On Monday, November 29, 1948, a thirty-eight-year-old merchant seaman made the mistake of his life: he broke into the rectory at four-thirty in the morning intending to rob the place. The intruder was wearing a dark handkerchief over his lower face and holding a revolver when he approached the bedroom and woke the sleeping assistant rector, Father Joseph Dazio.
But the perp wasn’t satisfied with an assistant. “Bring me the head man! Bring me the head man! This is a stick-up!” he told the dozing Dazio.
“I wasn’t sure what to do,” Father Dazio told reporters. “He was talking rather fast and using abusive language. I got out of bed and took him to Monsignor O’Connell.”
The startled monsignor rose from his slumber and all three men went to the office where the safe was kept while the perp continued to warn the two pajama-clad priests that if he didn’t get the money he would “fill them full of lead!”
The monsignor opened the safe and the intruder told Father Dazio to put the currency into his left pocket while he held the gun in his right; but when the perp stooped to pick up some sacks of change – quarters, dimes, and nickels – Monsignor O’Connell grabbed an aluminum bookend off a nearby desk and bludgeoned the villain. Father Dazio jumped in, slugging the man and wrestling him to the floor.

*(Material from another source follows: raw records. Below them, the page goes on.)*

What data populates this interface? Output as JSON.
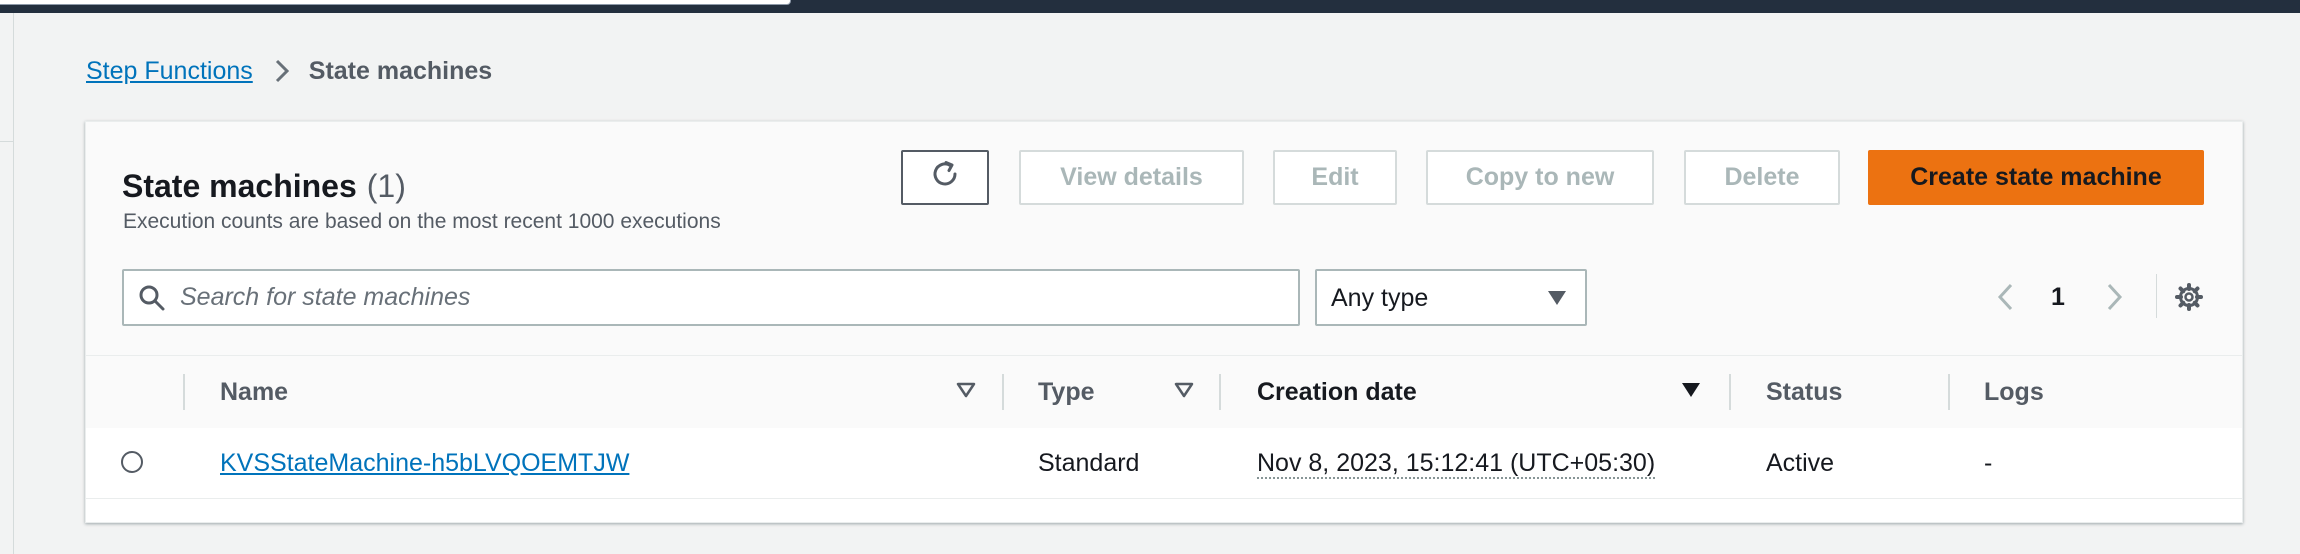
{
  "breadcrumb": {
    "parent": "Step Functions",
    "current": "State machines"
  },
  "panel": {
    "title": "State machines",
    "count": "(1)",
    "description": "Execution counts are based on the most recent 1000 executions"
  },
  "toolbar": {
    "refresh_icon": "refresh-icon",
    "view_details": "View details",
    "edit": "Edit",
    "copy_to_new": "Copy to new",
    "delete": "Delete",
    "create": "Create state machine"
  },
  "search": {
    "placeholder": "Search for state machines",
    "value": ""
  },
  "type_filter": {
    "selected": "Any type"
  },
  "pagination": {
    "page": "1"
  },
  "table": {
    "columns": {
      "name": "Name",
      "type": "Type",
      "creation_date": "Creation date",
      "status": "Status",
      "logs": "Logs"
    },
    "rows": [
      {
        "name": "KVSStateMachine-h5bLVQOEMTJW",
        "type": "Standard",
        "creation_date": "Nov 8, 2023, 15:12:41 (UTC+05:30)",
        "status": "Active",
        "logs": "-"
      }
    ]
  },
  "colors": {
    "link": "#0073bb",
    "primary": "#ec7211",
    "topbar": "#232f3e",
    "page_bg": "#f2f3f3"
  }
}
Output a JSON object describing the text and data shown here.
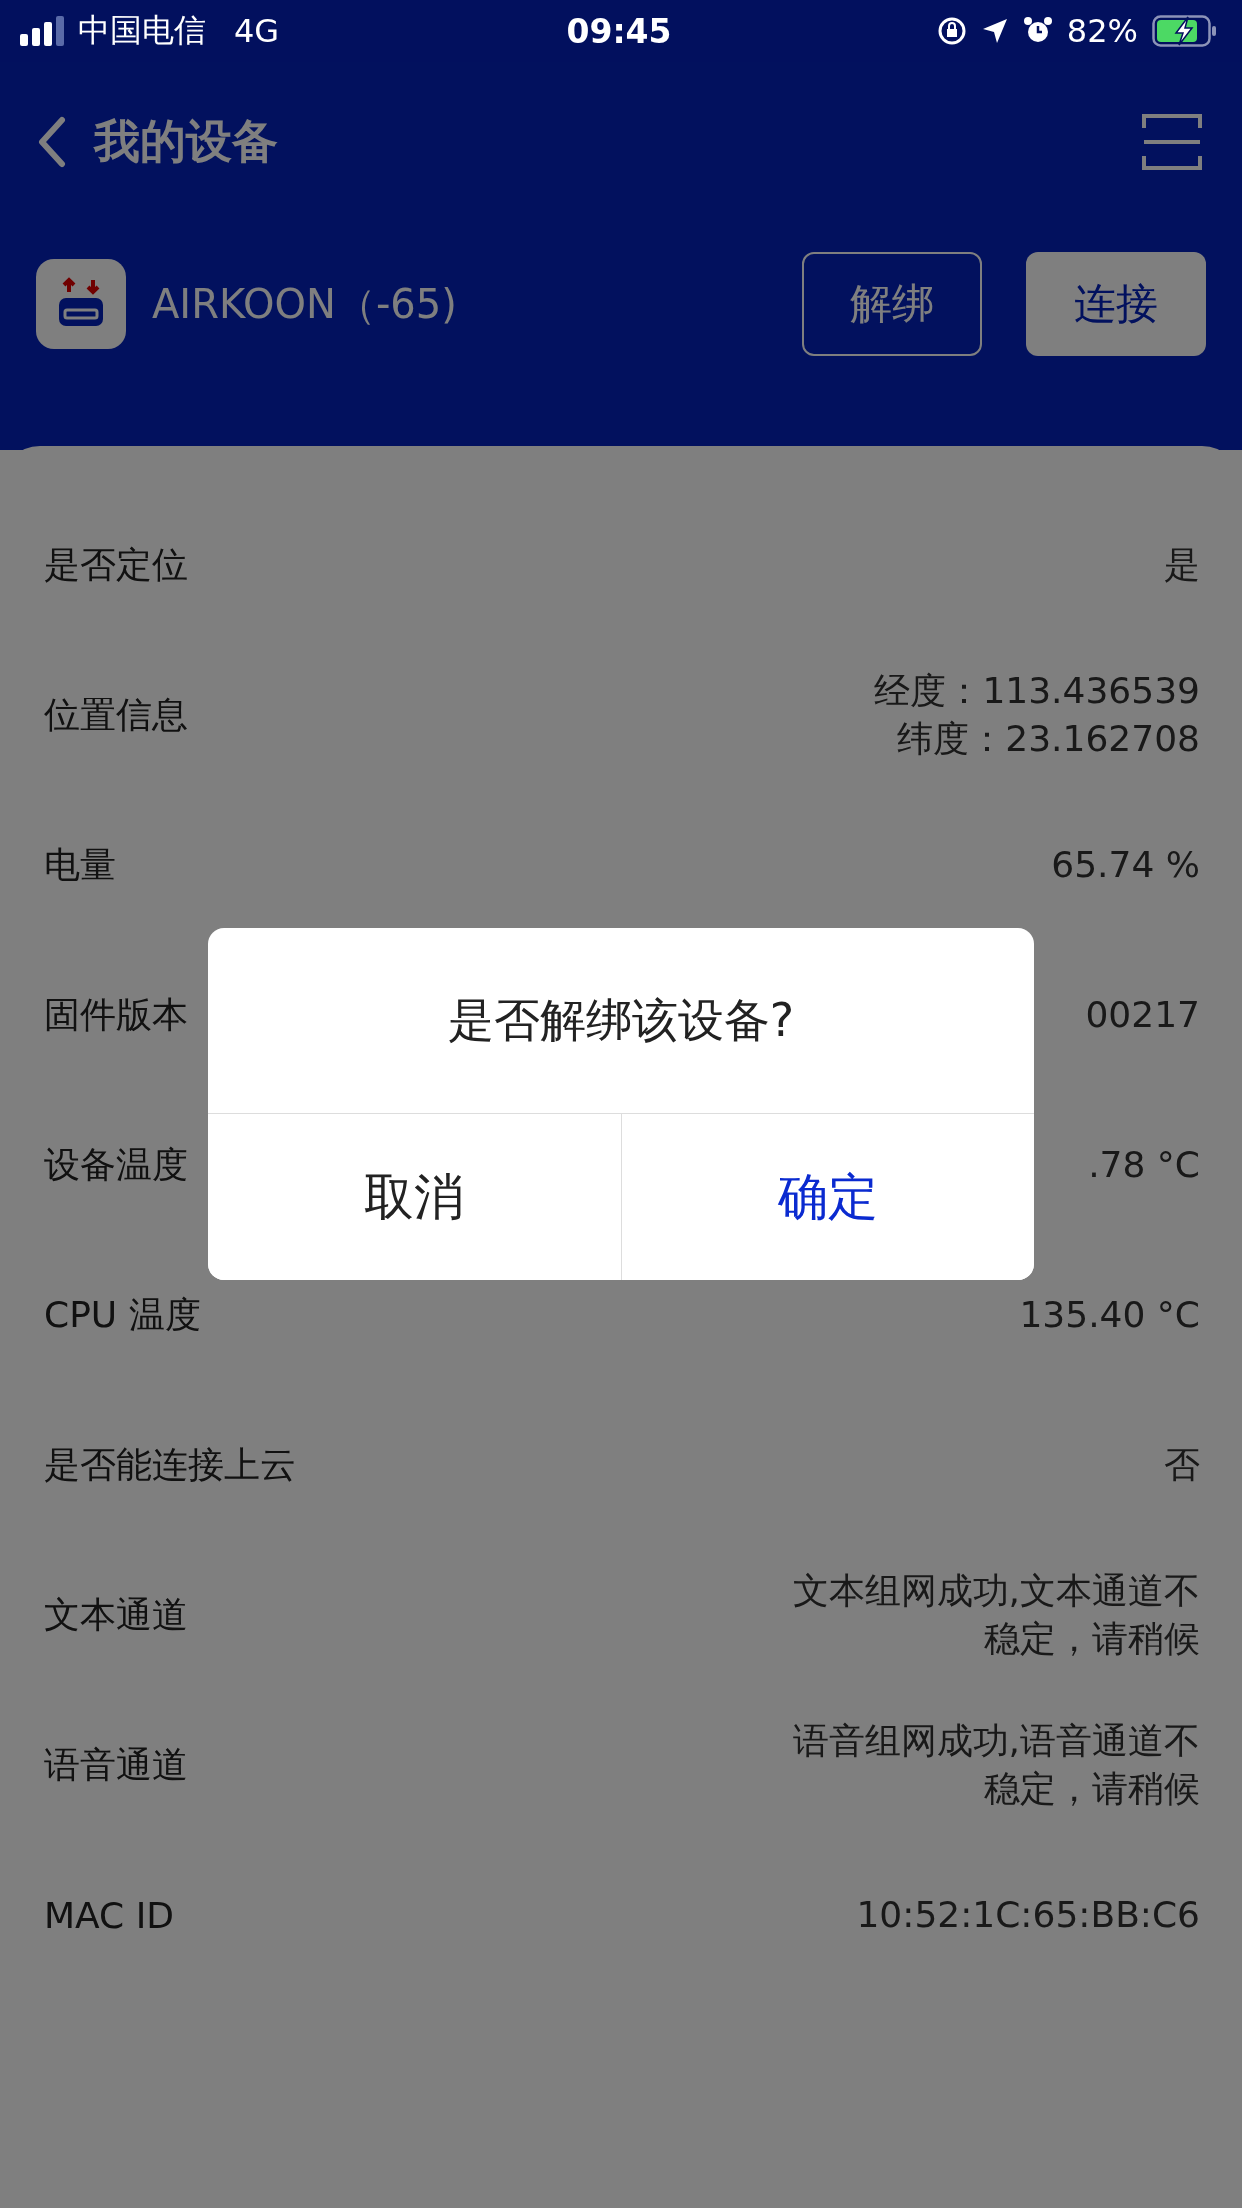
{
  "status_bar": {
    "carrier": "中国电信",
    "network": "4G",
    "time": "09:45",
    "battery": "82%"
  },
  "header": {
    "title": "我的设备"
  },
  "device": {
    "name": "AIRKOON（-65)",
    "unbind_button": "解绑",
    "connect_button": "连接"
  },
  "rows": [
    {
      "label": "是否定位",
      "value": [
        "是"
      ]
    },
    {
      "label": "位置信息",
      "value": [
        "经度：113.436539",
        "纬度：23.162708"
      ]
    },
    {
      "label": "电量",
      "value": [
        "65.74 %"
      ]
    },
    {
      "label": "固件版本",
      "value": [
        "00217"
      ]
    },
    {
      "label": "设备温度",
      "value": [
        ".78 °C"
      ]
    },
    {
      "label": "CPU 温度",
      "value": [
        "135.40 °C"
      ]
    },
    {
      "label": "是否能连接上云",
      "value": [
        "否"
      ]
    },
    {
      "label": "文本通道",
      "value": [
        "文本组网成功,文本通道不",
        "稳定，请稍候"
      ]
    },
    {
      "label": "语音通道",
      "value": [
        "语音组网成功,语音通道不",
        "稳定，请稍候"
      ]
    },
    {
      "label": "MAC ID",
      "value": [
        "10:52:1C:65:BB:C6"
      ]
    }
  ],
  "dialog": {
    "title": "是否解绑该设备?",
    "buttons": [
      {
        "label": "取消",
        "kind": "cancel"
      },
      {
        "label": "确定",
        "kind": "confirm"
      }
    ]
  }
}
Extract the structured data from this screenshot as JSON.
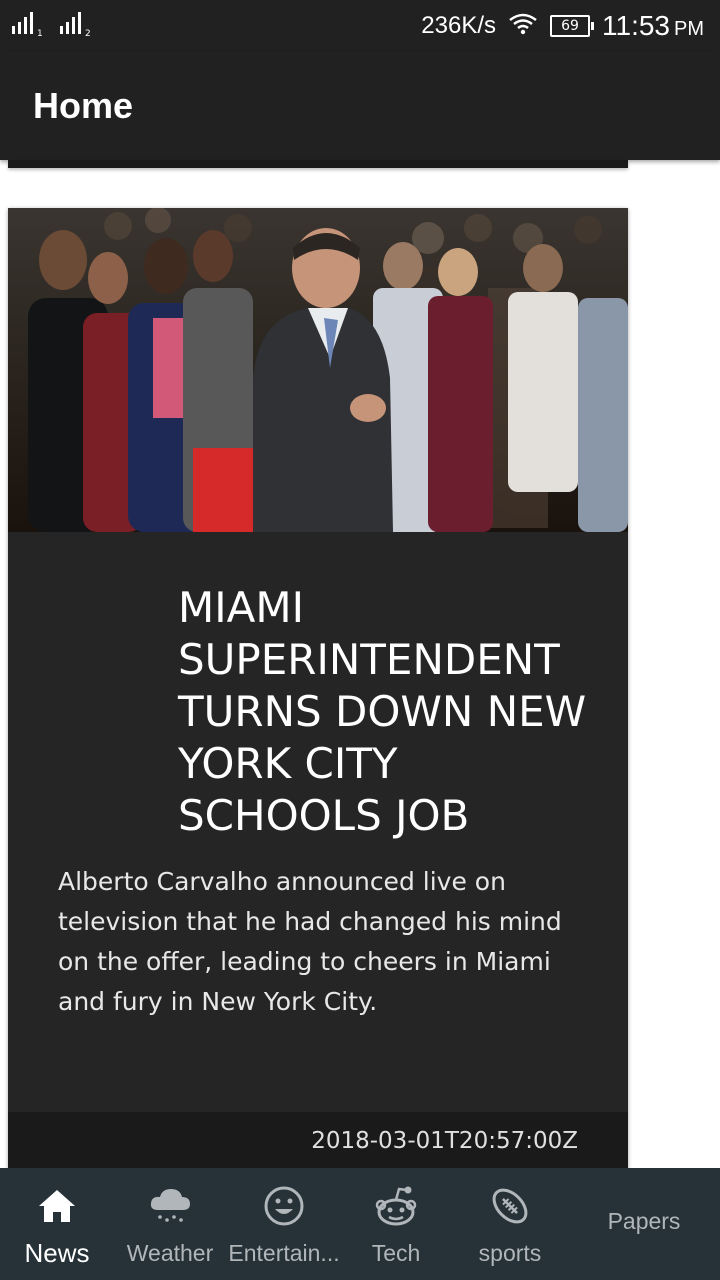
{
  "status_bar": {
    "network_speed": "236K/s",
    "battery_level": "69",
    "time": "11:53",
    "ampm": "PM"
  },
  "app_bar": {
    "title": "Home"
  },
  "article": {
    "headline": "MIAMI SUPERINTENDENT TURNS DOWN NEW YORK CITY SCHOOLS JOB",
    "summary": "Alberto Carvalho announced live on television that he had changed his mind on the offer, leading to cheers in Miami and fury in New York City.",
    "published": "2018-03-01T20:57:00Z"
  },
  "bottom_nav": {
    "items": [
      {
        "label": "News",
        "icon": "home-icon",
        "active": true
      },
      {
        "label": "Weather",
        "icon": "cloud-rain-icon",
        "active": false
      },
      {
        "label": "Entertain...",
        "icon": "smiley-icon",
        "active": false
      },
      {
        "label": "Tech",
        "icon": "reddit-icon",
        "active": false
      },
      {
        "label": "sports",
        "icon": "football-icon",
        "active": false
      },
      {
        "label": "Papers",
        "icon": "",
        "active": false
      }
    ]
  },
  "colors": {
    "app_bar": "#212121",
    "card": "#252525",
    "bottom_nav": "#263238",
    "active_label": "#ffffff",
    "inactive_label": "#b0b6b9"
  }
}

When detectives arrived, they found the crook “dazed by the beating, sprawled on the floor, surrounded by several hundred dollars in change.”
Monsignor O’Connell got a bruised eye, Father Dazio’s hand was injured, the merchant seaman was charged with “burglary at night” and “felony theft,” but the church funds were secure - thanks to the bookend-bonking by “the head man” and the fisticuffs of his assistant.